Numerical Solution of Full-wave Equation with Mode-coupling

Book excerpt: A new method for the numerical solution of the wave equation governing the propagation of electromagnetic waves in a horizontally stratified, inhomogeneous, anisotropic layer is described. The wave equation is a homogeneous set of four linear differential equations of the first order. In the computer calculation, all singularities of the wave equation are removed in practical cases and a proper step-size based on the gradients of the medium properties is programmed automatically. The multiplicative nature of the solutions facilitates the procedure. Modification of solutions from one height to another is expressed in explicit form on the assumption that the propagation tensor varies linearly with height in each step of integration. In the mathematical development, matrix operations are extensively used in order to achieve a general representation. Four independent solutions of the wave equation are derived. During an ordinary integration for an inhomogeneous medium, a degradation occurs inevitably in the degree of linear independence among special solutions.

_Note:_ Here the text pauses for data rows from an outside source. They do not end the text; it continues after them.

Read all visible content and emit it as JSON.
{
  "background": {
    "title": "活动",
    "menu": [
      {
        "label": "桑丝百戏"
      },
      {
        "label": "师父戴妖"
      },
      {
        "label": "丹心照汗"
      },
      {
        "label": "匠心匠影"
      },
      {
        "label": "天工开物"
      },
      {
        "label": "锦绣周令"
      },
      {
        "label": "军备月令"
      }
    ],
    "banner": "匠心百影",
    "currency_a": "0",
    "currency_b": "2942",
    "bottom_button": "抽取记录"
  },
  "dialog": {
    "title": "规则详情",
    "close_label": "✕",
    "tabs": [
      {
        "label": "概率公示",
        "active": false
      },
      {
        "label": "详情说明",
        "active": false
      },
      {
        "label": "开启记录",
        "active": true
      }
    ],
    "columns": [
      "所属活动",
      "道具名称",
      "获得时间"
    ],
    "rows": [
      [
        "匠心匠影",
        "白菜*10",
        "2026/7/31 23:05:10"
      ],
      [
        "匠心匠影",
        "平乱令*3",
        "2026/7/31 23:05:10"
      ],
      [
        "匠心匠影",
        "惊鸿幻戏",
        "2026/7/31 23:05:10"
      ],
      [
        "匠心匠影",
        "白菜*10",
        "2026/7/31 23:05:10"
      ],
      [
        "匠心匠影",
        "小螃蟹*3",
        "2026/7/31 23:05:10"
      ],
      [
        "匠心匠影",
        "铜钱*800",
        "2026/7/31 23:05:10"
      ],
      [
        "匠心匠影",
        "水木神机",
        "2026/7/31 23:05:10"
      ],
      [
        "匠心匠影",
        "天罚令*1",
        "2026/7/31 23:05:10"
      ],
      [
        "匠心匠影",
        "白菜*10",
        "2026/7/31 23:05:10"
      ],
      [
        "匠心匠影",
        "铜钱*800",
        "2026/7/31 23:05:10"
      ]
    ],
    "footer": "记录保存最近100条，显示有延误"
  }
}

This cause is analyzed. To obtain a complete set of special solutions with good linear independence, a particular device is developed for general applications. This method has been programmed for computer calculation by an IBM 7090. The resultant wave fields and wave polarizations for the independent modes are shown for a model ionosphere. The resultant wave is described as a 'scrambling' of four characteristic waves. The 'scrambling' state is visualized at each height. (Author).